John Kensington, head of banking and finance at KPMG, said while the banking sector had received tools from the Government and regulators to provide care and assistance to customers the non-bank sector had not so far.
Despite that the sector had committed to providing their customers with the same level of relief and assistance as banks, via the strength of their own balance sheets, he said.
"It may appear unusual that they were not covered by some form of government support, but that's probably because when looked at numerically it is a small sector, at just 3-4 per cent of total lending nationally.
"However, what we need to remember about that lending is that the sector touches one million plus customers nationwide and it is specialist lending - the type of lending banks either can't or won't offer."
While the financial impact had yet to be seen for those businesses with a December or March balance date it was a different story for those with a June or September financial year with a more severe impact from provisioning.

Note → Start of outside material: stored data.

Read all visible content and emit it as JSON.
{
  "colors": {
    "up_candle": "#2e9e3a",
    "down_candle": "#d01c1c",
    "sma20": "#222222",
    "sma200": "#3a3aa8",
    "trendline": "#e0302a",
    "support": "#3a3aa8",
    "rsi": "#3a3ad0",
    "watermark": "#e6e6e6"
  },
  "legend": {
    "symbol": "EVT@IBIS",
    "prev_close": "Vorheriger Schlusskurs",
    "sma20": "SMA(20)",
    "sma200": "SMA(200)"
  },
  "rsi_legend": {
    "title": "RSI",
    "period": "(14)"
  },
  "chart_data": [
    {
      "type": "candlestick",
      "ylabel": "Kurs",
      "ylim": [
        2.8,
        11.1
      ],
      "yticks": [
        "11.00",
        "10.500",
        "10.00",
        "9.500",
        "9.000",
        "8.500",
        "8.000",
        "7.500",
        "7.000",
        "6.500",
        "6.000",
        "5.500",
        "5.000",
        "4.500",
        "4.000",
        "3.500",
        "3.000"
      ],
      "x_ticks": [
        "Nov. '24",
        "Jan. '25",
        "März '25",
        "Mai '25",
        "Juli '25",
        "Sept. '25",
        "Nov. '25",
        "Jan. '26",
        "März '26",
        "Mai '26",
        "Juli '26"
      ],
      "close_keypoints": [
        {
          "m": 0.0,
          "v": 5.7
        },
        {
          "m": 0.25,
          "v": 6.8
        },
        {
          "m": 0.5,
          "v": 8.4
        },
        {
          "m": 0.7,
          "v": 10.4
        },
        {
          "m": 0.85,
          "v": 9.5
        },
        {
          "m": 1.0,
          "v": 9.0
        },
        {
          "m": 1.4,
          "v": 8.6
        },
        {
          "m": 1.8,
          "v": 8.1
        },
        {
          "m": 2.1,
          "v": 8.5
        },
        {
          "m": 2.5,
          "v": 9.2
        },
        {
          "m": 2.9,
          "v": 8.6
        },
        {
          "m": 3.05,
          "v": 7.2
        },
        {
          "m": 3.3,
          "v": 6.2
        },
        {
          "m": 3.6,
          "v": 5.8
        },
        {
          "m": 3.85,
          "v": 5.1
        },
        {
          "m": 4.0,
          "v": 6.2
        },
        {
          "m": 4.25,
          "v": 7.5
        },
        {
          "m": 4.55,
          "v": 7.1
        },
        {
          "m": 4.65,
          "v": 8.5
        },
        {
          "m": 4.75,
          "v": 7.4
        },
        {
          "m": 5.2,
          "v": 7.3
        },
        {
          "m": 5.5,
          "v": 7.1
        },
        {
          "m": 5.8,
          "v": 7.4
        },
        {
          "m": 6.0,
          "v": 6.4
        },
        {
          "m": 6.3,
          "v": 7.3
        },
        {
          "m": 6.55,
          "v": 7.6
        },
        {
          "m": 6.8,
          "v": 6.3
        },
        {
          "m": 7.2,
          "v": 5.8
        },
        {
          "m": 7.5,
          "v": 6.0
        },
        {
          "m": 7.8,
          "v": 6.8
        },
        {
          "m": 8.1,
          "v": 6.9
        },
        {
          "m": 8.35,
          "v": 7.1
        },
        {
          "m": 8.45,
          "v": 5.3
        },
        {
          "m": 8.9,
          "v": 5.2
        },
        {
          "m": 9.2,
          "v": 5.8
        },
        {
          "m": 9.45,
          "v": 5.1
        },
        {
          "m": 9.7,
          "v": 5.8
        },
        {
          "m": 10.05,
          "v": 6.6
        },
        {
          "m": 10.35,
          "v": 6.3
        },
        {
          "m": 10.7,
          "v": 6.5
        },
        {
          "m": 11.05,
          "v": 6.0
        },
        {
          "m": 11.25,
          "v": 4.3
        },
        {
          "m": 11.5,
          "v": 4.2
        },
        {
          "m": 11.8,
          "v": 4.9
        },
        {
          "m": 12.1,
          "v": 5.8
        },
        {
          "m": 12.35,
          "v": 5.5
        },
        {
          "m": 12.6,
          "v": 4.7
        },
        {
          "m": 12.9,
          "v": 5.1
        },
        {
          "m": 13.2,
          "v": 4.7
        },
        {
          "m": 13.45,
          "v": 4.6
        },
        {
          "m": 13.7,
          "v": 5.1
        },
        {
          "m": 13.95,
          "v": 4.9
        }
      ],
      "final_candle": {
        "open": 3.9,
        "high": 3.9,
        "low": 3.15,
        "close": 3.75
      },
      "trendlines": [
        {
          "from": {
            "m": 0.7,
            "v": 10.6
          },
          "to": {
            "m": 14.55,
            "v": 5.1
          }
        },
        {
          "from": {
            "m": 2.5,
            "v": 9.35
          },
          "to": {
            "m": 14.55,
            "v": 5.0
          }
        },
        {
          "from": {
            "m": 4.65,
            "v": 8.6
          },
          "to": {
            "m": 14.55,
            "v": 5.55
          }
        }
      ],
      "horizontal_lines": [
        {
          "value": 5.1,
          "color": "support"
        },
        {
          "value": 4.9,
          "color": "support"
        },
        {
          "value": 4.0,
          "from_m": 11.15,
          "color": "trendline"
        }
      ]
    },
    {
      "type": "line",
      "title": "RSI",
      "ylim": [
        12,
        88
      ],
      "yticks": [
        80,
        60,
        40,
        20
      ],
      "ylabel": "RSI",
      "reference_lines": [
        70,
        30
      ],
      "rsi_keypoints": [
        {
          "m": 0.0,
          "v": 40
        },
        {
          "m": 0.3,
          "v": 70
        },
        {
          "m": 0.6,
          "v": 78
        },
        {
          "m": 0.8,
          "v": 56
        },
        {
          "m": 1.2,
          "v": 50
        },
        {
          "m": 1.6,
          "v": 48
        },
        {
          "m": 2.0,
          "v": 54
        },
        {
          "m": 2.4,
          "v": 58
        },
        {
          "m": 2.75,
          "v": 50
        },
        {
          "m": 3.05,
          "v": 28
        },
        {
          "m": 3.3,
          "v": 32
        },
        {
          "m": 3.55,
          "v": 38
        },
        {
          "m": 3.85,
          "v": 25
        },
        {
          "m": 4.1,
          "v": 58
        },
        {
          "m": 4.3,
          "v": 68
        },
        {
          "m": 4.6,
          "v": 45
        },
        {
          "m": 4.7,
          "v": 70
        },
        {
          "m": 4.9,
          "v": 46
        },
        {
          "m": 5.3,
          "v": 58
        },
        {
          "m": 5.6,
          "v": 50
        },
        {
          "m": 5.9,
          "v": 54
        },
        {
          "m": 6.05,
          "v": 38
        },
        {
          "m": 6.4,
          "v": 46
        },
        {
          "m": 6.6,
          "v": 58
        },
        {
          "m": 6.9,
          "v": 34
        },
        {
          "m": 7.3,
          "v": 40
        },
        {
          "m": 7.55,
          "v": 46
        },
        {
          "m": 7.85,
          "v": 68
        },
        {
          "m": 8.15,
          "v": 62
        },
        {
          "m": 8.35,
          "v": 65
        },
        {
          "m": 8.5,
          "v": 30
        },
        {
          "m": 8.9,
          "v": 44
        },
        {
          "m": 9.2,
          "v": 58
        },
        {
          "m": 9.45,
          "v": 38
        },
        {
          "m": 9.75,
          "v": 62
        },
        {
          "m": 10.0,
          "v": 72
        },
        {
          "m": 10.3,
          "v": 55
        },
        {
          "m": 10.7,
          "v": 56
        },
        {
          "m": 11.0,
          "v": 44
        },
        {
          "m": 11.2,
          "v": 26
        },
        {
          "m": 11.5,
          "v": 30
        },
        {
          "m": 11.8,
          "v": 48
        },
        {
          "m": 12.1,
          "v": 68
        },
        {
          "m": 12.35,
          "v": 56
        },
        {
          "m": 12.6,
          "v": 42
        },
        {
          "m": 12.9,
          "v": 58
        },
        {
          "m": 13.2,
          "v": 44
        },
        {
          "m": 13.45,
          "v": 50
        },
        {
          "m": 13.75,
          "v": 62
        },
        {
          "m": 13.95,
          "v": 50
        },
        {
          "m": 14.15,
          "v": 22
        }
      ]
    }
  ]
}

"What we will see in the future is still very difficult to forecast, but it is unlikely that the impact on the non-bank sector is over yet," Kensington said.
Net profit after tax fell by $26 million to $299.6m. The main contributor to the fall was a $48.06m increase in impaired asset expenses, which grew to $163.85m due to asset quality decreasing as a result of uncertainty.
Of the 25 companies covered by the report, 13 saw a rise in profits but only three of those had balance dates after the level 4 lockdown.
Twelve of the 25 saw falling net profits, with Ricoh reporting the largest drop of 82 per cent followed by First Credit Union, which saw a drop of 73.5 per cent. Despite the drop, both were still profitable.
Credit Union Baywide was the only company in the sector to make a loss which KPMG mainly attributed to the remaining costs of an amalgamation coming through its financials.
Toyota Finance had the biggest dollar increase in profits with an increase of $5.32m to $25.75m, followed by First Mortgage Trust rising $5.04m to $44.4m.
FlexiGroup saw the biggest dollar value drop in profit, falling $18.75m to $23.22m, followed by UDC, which saw a drop of $7.27m to $62.4m
Profits among the finance companies seemed to have been hit the hardest according to KPMG although some of this was attributed to the timing of the financial results.
Total assets in the sector grew only 3.95 per cent which was low compared to the past three years which saw growth of 12.2 per cent in 2017, 14.7 per cent in 2018 and 9.4 per cent in 2019.
Kensington said that was a relatively strong result given the challenging operating environment.
"The biggest impact you see in these financial statements is the increase in provisioning and impaired asset expense, driven by forward looking provisioning models amid continued uncertainty.
"It's rather counter-intuitive to have your past dues and impaired assets as good as ever but have that large provisioning, but it's a reflection of the current environment and the forward-looking view that models take."